岡本真帆さんはこんな短歌を詠んでいるんだぜ(20選シリーズ)
じゃんけんパー勝って飛びつくえりあしは塩素のにおい 夏が始まる
無駄なことばかりしようよ自販機のボタン全部を同時押しとか
ドリンクバー押すと交互に降り注ぐコーラとコーラではない何か
さわやかな風がそろりと入る網戸バリバリバリバリねこバリバリバリ
ゴミだって思ってみたび触れてしまう表紙の中の小さな鳥に
本来の服の持ち味殺してる私の服の組み合わせ方
砂浜のSOSを踏み潰し、ここは異常のない無人島
特別なことは一つも訪れずさなぎのままで秋の制服
たいせつな話なら今聞きたくない 遮るための電車を願う
くるくると夏のコンパス正しさを描いてふたり離れて眠る
謝らない通行人の頭部見る 傘の先端とんがっている
無駄なことだと言う大人 無駄であることがどうして分かるのだろう
壊れたものでもかまいません壊れたものでもかまいません、かまいませんから
廃線をたどっていこう これ以上雑踏に染まるのはごめんだ
感情をあまり出さない君がする嬉しいときのへたなスキップ
シャーペンの芯を逆流させている君には罪の意識などない
新しい顔はもういい バタコさんきちんと死ねる心臓をくれ
まきびしのはずだったのに敵陣にはじけるこんぺいとうこんぺいとう
まだ何かあるんじゃないかと期待するエンドロールの後の一瞬
何気なく打った数字で開く鍵 ねえこの四桁って、わたしの
(written by 岡本真帆:https://note.mu/mapiction)

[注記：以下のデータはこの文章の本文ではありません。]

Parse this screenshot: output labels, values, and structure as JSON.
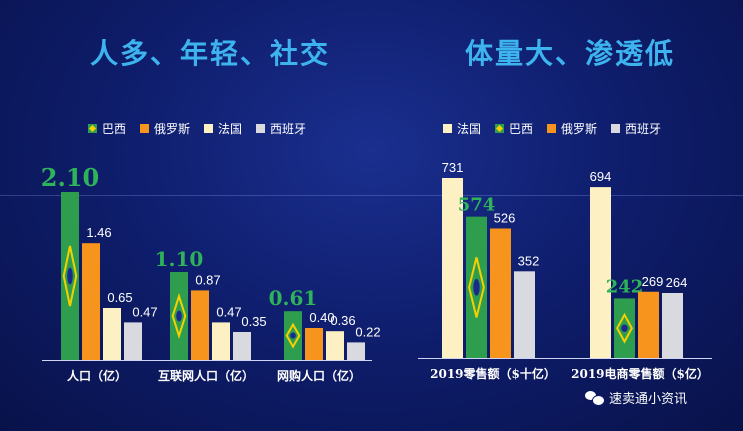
{
  "titles": {
    "left": "人多、年轻、社交",
    "right": "体量大、渗透低"
  },
  "legend_left": [
    {
      "label": "巴西",
      "color": "#2e9e4e",
      "icon": "brazil-flag-icon"
    },
    {
      "label": "俄罗斯",
      "color": "#f7941d",
      "icon": ""
    },
    {
      "label": "法国",
      "color": "#fdf0c2",
      "icon": ""
    },
    {
      "label": "西班牙",
      "color": "#d9d9e0",
      "icon": ""
    }
  ],
  "legend_right": [
    {
      "label": "法国",
      "color": "#fdf0c2",
      "icon": ""
    },
    {
      "label": "巴西",
      "color": "#2e9e4e",
      "icon": "brazil-flag-icon"
    },
    {
      "label": "俄罗斯",
      "color": "#f7941d",
      "icon": ""
    },
    {
      "label": "西班牙",
      "color": "#d9d9e0",
      "icon": ""
    }
  ],
  "chart_data": [
    {
      "type": "bar",
      "categories": [
        "人口（亿）",
        "互联网人口（亿）",
        "网购人口（亿）"
      ],
      "series": [
        {
          "name": "巴西",
          "values": [
            2.1,
            1.1,
            0.61
          ],
          "labels": [
            "2.10",
            "1.10",
            "0.61"
          ],
          "color": "#2e9e4e"
        },
        {
          "name": "俄罗斯",
          "values": [
            1.46,
            0.87,
            0.4
          ],
          "labels": [
            "1.46",
            "0.87",
            "0.40"
          ],
          "color": "#f7941d"
        },
        {
          "name": "法国",
          "values": [
            0.65,
            0.47,
            0.36
          ],
          "labels": [
            "0.65",
            "0.47",
            "0.36"
          ],
          "color": "#fdf0c2"
        },
        {
          "name": "西班牙",
          "values": [
            0.47,
            0.35,
            0.22
          ],
          "labels": [
            "0.47",
            "0.35",
            "0.22"
          ],
          "color": "#d9d9e0"
        }
      ],
      "ylim": [
        0,
        2.1
      ],
      "legend": "top"
    },
    {
      "type": "bar",
      "categories": [
        "2019零售额（$十亿）",
        "2019电商零售额（$亿）"
      ],
      "series": [
        {
          "name": "法国",
          "values": [
            731,
            694
          ],
          "labels": [
            "731",
            "694"
          ],
          "color": "#fdf0c2"
        },
        {
          "name": "巴西",
          "values": [
            574,
            242
          ],
          "labels": [
            "574",
            "242"
          ],
          "color": "#2e9e4e"
        },
        {
          "name": "俄罗斯",
          "values": [
            526,
            269
          ],
          "labels": [
            "526",
            "269"
          ],
          "color": "#f7941d"
        },
        {
          "name": "西班牙",
          "values": [
            352,
            264
          ],
          "labels": [
            "352",
            "264"
          ],
          "color": "#d9d9e0"
        }
      ],
      "ylim": [
        0,
        731
      ],
      "legend": "top"
    }
  ],
  "watermark": {
    "text": "速卖通小资讯",
    "icon": "wechat-icon"
  }
}
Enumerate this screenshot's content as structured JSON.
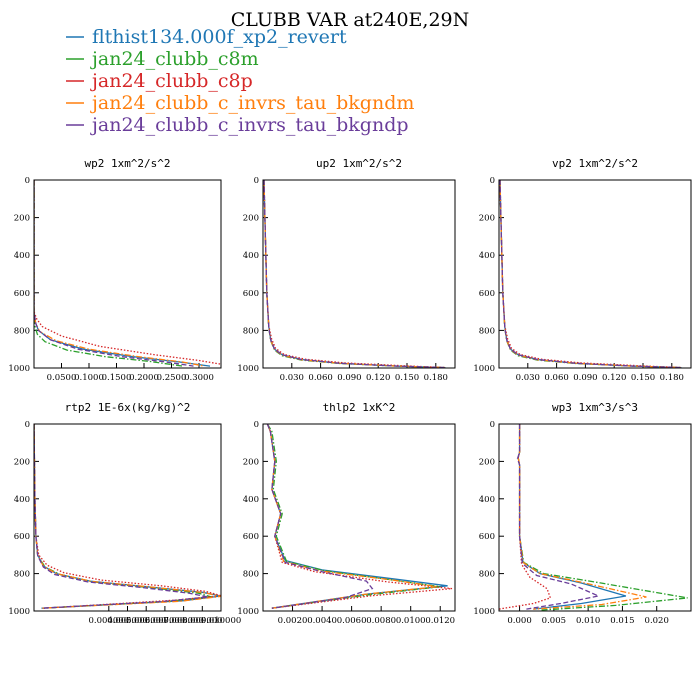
{
  "figure": {
    "title": "CLUBB VAR at240E,29N",
    "legend": [
      {
        "name": "flthist134.000f_xp2_revert",
        "color": "#1f77b4",
        "dash": "solid"
      },
      {
        "name": "jan24_clubb_c8m",
        "color": "#2ca02c",
        "dash": "dashdot"
      },
      {
        "name": "jan24_clubb_c8p",
        "color": "#d62728",
        "dash": "dotted"
      },
      {
        "name": "jan24_clubb_c_invrs_tau_bkgndm",
        "color": "#ff7f0e",
        "dash": "dashdot"
      },
      {
        "name": "jan24_clubb_c_invrs_tau_bkgndp",
        "color": "#6a3d9a",
        "dash": "dashed"
      }
    ]
  },
  "chart_data": [
    {
      "type": "line",
      "title": "wp2  1xm^2/s^2",
      "xlim": [
        0,
        0.34
      ],
      "ylim": [
        1000,
        0
      ],
      "y_reversed": true,
      "xticks": [
        0.05,
        0.1,
        0.15,
        0.2,
        0.25,
        0.3
      ],
      "xtick_labels": [
        "0.0500",
        "0.1000",
        "0.1500",
        "0.2000",
        "0.2500",
        "0.3000"
      ],
      "yticks": [
        0,
        200,
        400,
        600,
        800,
        1000
      ],
      "ytick_labels": [
        "0",
        "200",
        "400",
        "600",
        "800",
        "1000"
      ],
      "series": [
        {
          "x": [
            0,
            0,
            0.003,
            0.008,
            0.03,
            0.09,
            0.18,
            0.27,
            0.32
          ],
          "y": [
            0,
            700,
            760,
            800,
            850,
            900,
            940,
            970,
            990
          ]
        },
        {
          "x": [
            0,
            0,
            0.002,
            0.006,
            0.02,
            0.06,
            0.13,
            0.21,
            0.27
          ],
          "y": [
            0,
            720,
            780,
            820,
            860,
            905,
            940,
            965,
            990
          ]
        },
        {
          "x": [
            0,
            0,
            0.005,
            0.015,
            0.05,
            0.12,
            0.22,
            0.3,
            0.34
          ],
          "y": [
            0,
            700,
            740,
            780,
            830,
            885,
            930,
            960,
            980
          ]
        },
        {
          "x": [
            0,
            0,
            0.003,
            0.01,
            0.04,
            0.1,
            0.19,
            0.27,
            0.31
          ],
          "y": [
            0,
            700,
            760,
            805,
            855,
            900,
            940,
            968,
            990
          ]
        },
        {
          "x": [
            0,
            0,
            0.003,
            0.008,
            0.03,
            0.08,
            0.16,
            0.24,
            0.29
          ],
          "y": [
            0,
            700,
            760,
            800,
            850,
            900,
            940,
            968,
            990
          ]
        }
      ]
    },
    {
      "type": "line",
      "title": "up2  1xm^2/s^2",
      "xlim": [
        0,
        0.2
      ],
      "ylim": [
        1000,
        0
      ],
      "y_reversed": true,
      "xticks": [
        0.03,
        0.06,
        0.09,
        0.12,
        0.15,
        0.18
      ],
      "xtick_labels": [
        "0.030",
        "0.060",
        "0.090",
        "0.120",
        "0.150",
        "0.180"
      ],
      "yticks": [
        0,
        200,
        400,
        600,
        800,
        1000
      ],
      "ytick_labels": [
        "0",
        "200",
        "400",
        "600",
        "800",
        "1000"
      ],
      "series": [
        {
          "x": [
            0.001,
            0.002,
            0.004,
            0.006,
            0.008,
            0.012,
            0.02,
            0.04,
            0.08,
            0.14,
            0.19
          ],
          "y": [
            0,
            200,
            600,
            780,
            850,
            900,
            930,
            955,
            975,
            990,
            998
          ]
        },
        {
          "x": [
            0.001,
            0.002,
            0.004,
            0.006,
            0.008,
            0.012,
            0.02,
            0.04,
            0.08,
            0.14,
            0.19
          ],
          "y": [
            0,
            200,
            600,
            790,
            855,
            905,
            935,
            958,
            976,
            990,
            998
          ]
        },
        {
          "x": [
            0.001,
            0.002,
            0.004,
            0.006,
            0.009,
            0.013,
            0.022,
            0.044,
            0.085,
            0.145,
            0.19
          ],
          "y": [
            0,
            200,
            600,
            775,
            845,
            895,
            928,
            953,
            973,
            988,
            998
          ]
        },
        {
          "x": [
            0.001,
            0.002,
            0.004,
            0.006,
            0.008,
            0.012,
            0.02,
            0.04,
            0.08,
            0.14,
            0.19
          ],
          "y": [
            0,
            200,
            600,
            780,
            852,
            902,
            932,
            956,
            975,
            990,
            998
          ]
        },
        {
          "x": [
            0.001,
            0.002,
            0.004,
            0.006,
            0.008,
            0.012,
            0.02,
            0.04,
            0.08,
            0.14,
            0.19
          ],
          "y": [
            0,
            200,
            600,
            785,
            850,
            900,
            930,
            955,
            975,
            990,
            998
          ]
        }
      ]
    },
    {
      "type": "line",
      "title": "vp2  1xm^2/s^2",
      "xlim": [
        0,
        0.2
      ],
      "ylim": [
        1000,
        0
      ],
      "y_reversed": true,
      "xticks": [
        0.03,
        0.06,
        0.09,
        0.12,
        0.15,
        0.18
      ],
      "xtick_labels": [
        "0.030",
        "0.060",
        "0.090",
        "0.120",
        "0.150",
        "0.180"
      ],
      "yticks": [
        0,
        200,
        400,
        600,
        800,
        1000
      ],
      "ytick_labels": [
        "0",
        "200",
        "400",
        "600",
        "800",
        "1000"
      ],
      "series": [
        {
          "x": [
            0.001,
            0.002,
            0.004,
            0.006,
            0.008,
            0.012,
            0.02,
            0.04,
            0.08,
            0.14,
            0.19
          ],
          "y": [
            0,
            200,
            600,
            780,
            850,
            900,
            930,
            955,
            975,
            990,
            998
          ]
        },
        {
          "x": [
            0.001,
            0.002,
            0.004,
            0.006,
            0.008,
            0.012,
            0.02,
            0.04,
            0.08,
            0.14,
            0.19
          ],
          "y": [
            0,
            200,
            600,
            790,
            855,
            905,
            935,
            958,
            976,
            990,
            998
          ]
        },
        {
          "x": [
            0.001,
            0.002,
            0.004,
            0.006,
            0.009,
            0.013,
            0.022,
            0.044,
            0.085,
            0.145,
            0.19
          ],
          "y": [
            0,
            200,
            600,
            775,
            845,
            895,
            928,
            953,
            973,
            988,
            998
          ]
        },
        {
          "x": [
            0.001,
            0.002,
            0.004,
            0.006,
            0.008,
            0.012,
            0.02,
            0.04,
            0.08,
            0.14,
            0.19
          ],
          "y": [
            0,
            200,
            600,
            780,
            852,
            902,
            932,
            956,
            975,
            990,
            998
          ]
        },
        {
          "x": [
            0.001,
            0.002,
            0.004,
            0.006,
            0.008,
            0.012,
            0.02,
            0.04,
            0.08,
            0.14,
            0.19
          ],
          "y": [
            0,
            200,
            600,
            785,
            850,
            900,
            930,
            955,
            975,
            990,
            998
          ]
        }
      ]
    },
    {
      "type": "line",
      "title": "rtp2  1E-6x(kg/kg)^2",
      "xlim": [
        0,
        0.01
      ],
      "ylim": [
        1000,
        0
      ],
      "y_reversed": true,
      "xticks": [
        0.004,
        0.005,
        0.006,
        0.007,
        0.008,
        0.009,
        0.01
      ],
      "xtick_labels": [
        "0.004000",
        "0.005000",
        "0.006000",
        "0.007000",
        "0.008000",
        "0.009000",
        "0.010000"
      ],
      "yticks": [
        0,
        200,
        400,
        600,
        800,
        1000
      ],
      "ytick_labels": [
        "0",
        "200",
        "400",
        "600",
        "800",
        "1000"
      ],
      "series": [
        {
          "x": [
            0,
            5e-05,
            0.0001,
            0.0002,
            0.0005,
            0.0012,
            0.003,
            0.006,
            0.009,
            0.01,
            0.008,
            0.0004
          ],
          "y": [
            0,
            400,
            600,
            700,
            760,
            800,
            840,
            870,
            900,
            920,
            945,
            985
          ]
        },
        {
          "x": [
            0,
            5e-05,
            0.0001,
            0.0002,
            0.0006,
            0.0014,
            0.0032,
            0.0062,
            0.0088,
            0.0095,
            0.007,
            0.0005
          ],
          "y": [
            0,
            400,
            600,
            705,
            765,
            805,
            845,
            875,
            905,
            925,
            950,
            985
          ]
        },
        {
          "x": [
            0,
            5e-05,
            0.0001,
            0.00025,
            0.0007,
            0.0016,
            0.0036,
            0.0068,
            0.0092,
            0.01,
            0.0075,
            0.0005
          ],
          "y": [
            0,
            400,
            600,
            700,
            755,
            795,
            835,
            865,
            895,
            918,
            942,
            985
          ]
        },
        {
          "x": [
            0,
            5e-05,
            0.0001,
            0.0002,
            0.0005,
            0.0012,
            0.0031,
            0.0063,
            0.0091,
            0.01,
            0.0078,
            0.0004
          ],
          "y": [
            0,
            400,
            600,
            700,
            760,
            800,
            842,
            872,
            902,
            922,
            948,
            985
          ]
        },
        {
          "x": [
            0,
            5e-05,
            0.0001,
            0.0002,
            0.0005,
            0.0011,
            0.0029,
            0.0058,
            0.0083,
            0.0093,
            0.0068,
            0.0004
          ],
          "y": [
            0,
            400,
            600,
            705,
            765,
            805,
            845,
            875,
            905,
            925,
            950,
            985
          ]
        }
      ]
    },
    {
      "type": "line",
      "title": "thlp2  1xK^2",
      "xlim": [
        0,
        0.013
      ],
      "ylim": [
        1000,
        0
      ],
      "y_reversed": true,
      "xticks": [
        0.002,
        0.004,
        0.006,
        0.008,
        0.01,
        0.012
      ],
      "xtick_labels": [
        "0.0020",
        "0.0040",
        "0.0060",
        "0.0080",
        "0.0100",
        "0.0120"
      ],
      "yticks": [
        0,
        200,
        400,
        600,
        800,
        1000
      ],
      "ytick_labels": [
        "0",
        "200",
        "400",
        "600",
        "800",
        "1000"
      ],
      "series": [
        {
          "x": [
            0.0003,
            0.0005,
            0.0008,
            0.0006,
            0.0012,
            0.0008,
            0.0015,
            0.004,
            0.009,
            0.0125,
            0.007,
            0.0006
          ],
          "y": [
            0,
            40,
            200,
            350,
            480,
            600,
            730,
            780,
            830,
            865,
            910,
            985
          ]
        },
        {
          "x": [
            0.0003,
            0.0006,
            0.0009,
            0.0007,
            0.0013,
            0.0009,
            0.0016,
            0.0042,
            0.0088,
            0.012,
            0.007,
            0.0006
          ],
          "y": [
            0,
            40,
            200,
            350,
            480,
            600,
            735,
            785,
            835,
            870,
            915,
            985
          ]
        },
        {
          "x": [
            0.0003,
            0.0005,
            0.0008,
            0.0006,
            0.0012,
            0.0008,
            0.0013,
            0.0035,
            0.0085,
            0.0128,
            0.0072,
            0.0006
          ],
          "y": [
            0,
            40,
            200,
            350,
            480,
            600,
            740,
            790,
            845,
            880,
            920,
            985
          ]
        },
        {
          "x": [
            0.0003,
            0.0005,
            0.0008,
            0.0006,
            0.0012,
            0.0008,
            0.0014,
            0.0038,
            0.0088,
            0.0118,
            0.0068,
            0.0006
          ],
          "y": [
            0,
            40,
            200,
            350,
            480,
            600,
            735,
            785,
            835,
            870,
            912,
            985
          ]
        },
        {
          "x": [
            0.0003,
            0.0005,
            0.0008,
            0.0006,
            0.0012,
            0.0008,
            0.0015,
            0.004,
            0.007,
            0.0074,
            0.0055,
            0.0006
          ],
          "y": [
            0,
            40,
            200,
            350,
            480,
            600,
            740,
            790,
            840,
            880,
            930,
            985
          ]
        }
      ]
    },
    {
      "type": "line",
      "title": "wp3  1xm^3/s^3",
      "xlim": [
        -0.003,
        0.025
      ],
      "ylim": [
        1000,
        0
      ],
      "y_reversed": true,
      "xticks": [
        0,
        0.005,
        0.01,
        0.015,
        0.02
      ],
      "xtick_labels": [
        "0.000",
        "0.005",
        "0.010",
        "0.015",
        "0.020"
      ],
      "yticks": [
        0,
        200,
        400,
        600,
        800,
        1000
      ],
      "ytick_labels": [
        "0",
        "200",
        "400",
        "600",
        "800",
        "1000"
      ],
      "series": [
        {
          "x": [
            0,
            0,
            -0.0002,
            0,
            0,
            0.0005,
            0.003,
            0.009,
            0.0155,
            0.009,
            0.002
          ],
          "y": [
            0,
            150,
            180,
            220,
            600,
            740,
            800,
            850,
            920,
            960,
            990
          ]
        },
        {
          "x": [
            0,
            0,
            -0.0002,
            0,
            0,
            0.0006,
            0.0035,
            0.011,
            0.0245,
            0.014,
            0.003
          ],
          "y": [
            0,
            150,
            180,
            220,
            600,
            740,
            800,
            845,
            930,
            970,
            995
          ]
        },
        {
          "x": [
            0,
            0,
            -0.0002,
            0,
            0,
            0.0003,
            0.0015,
            0.004,
            0.0045,
            0.002,
            -0.003
          ],
          "y": [
            0,
            150,
            180,
            220,
            600,
            750,
            820,
            880,
            930,
            960,
            990
          ]
        },
        {
          "x": [
            0,
            0,
            -0.0002,
            0,
            0,
            0.0005,
            0.003,
            0.0095,
            0.0185,
            0.012,
            0.002
          ],
          "y": [
            0,
            150,
            180,
            220,
            600,
            740,
            800,
            850,
            925,
            965,
            990
          ]
        },
        {
          "x": [
            0,
            0,
            -0.0003,
            0,
            0,
            0.0004,
            0.0025,
            0.0075,
            0.0115,
            0.006,
            0.001
          ],
          "y": [
            0,
            150,
            185,
            220,
            600,
            745,
            810,
            855,
            920,
            960,
            990
          ]
        }
      ]
    }
  ]
}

岡本真帆さんの短歌には、どこか寂しげな雰囲気のものが多い。寂しげ…というか、心の中に何か欠けた部分を持っている主体を感じるような。「ここではないどこか」へ行きたがっている、と言ってもいいかもしれない。
日常の景色を歌った寂しげな歌の中に、非日常を歌ったドキッとするようなサスペンスめいた歌も登場する。
静かなトーンなんだけれども、それは「何かを抑えている静かさ」なのかもしれない、と感じられるような、そんな短歌の数々。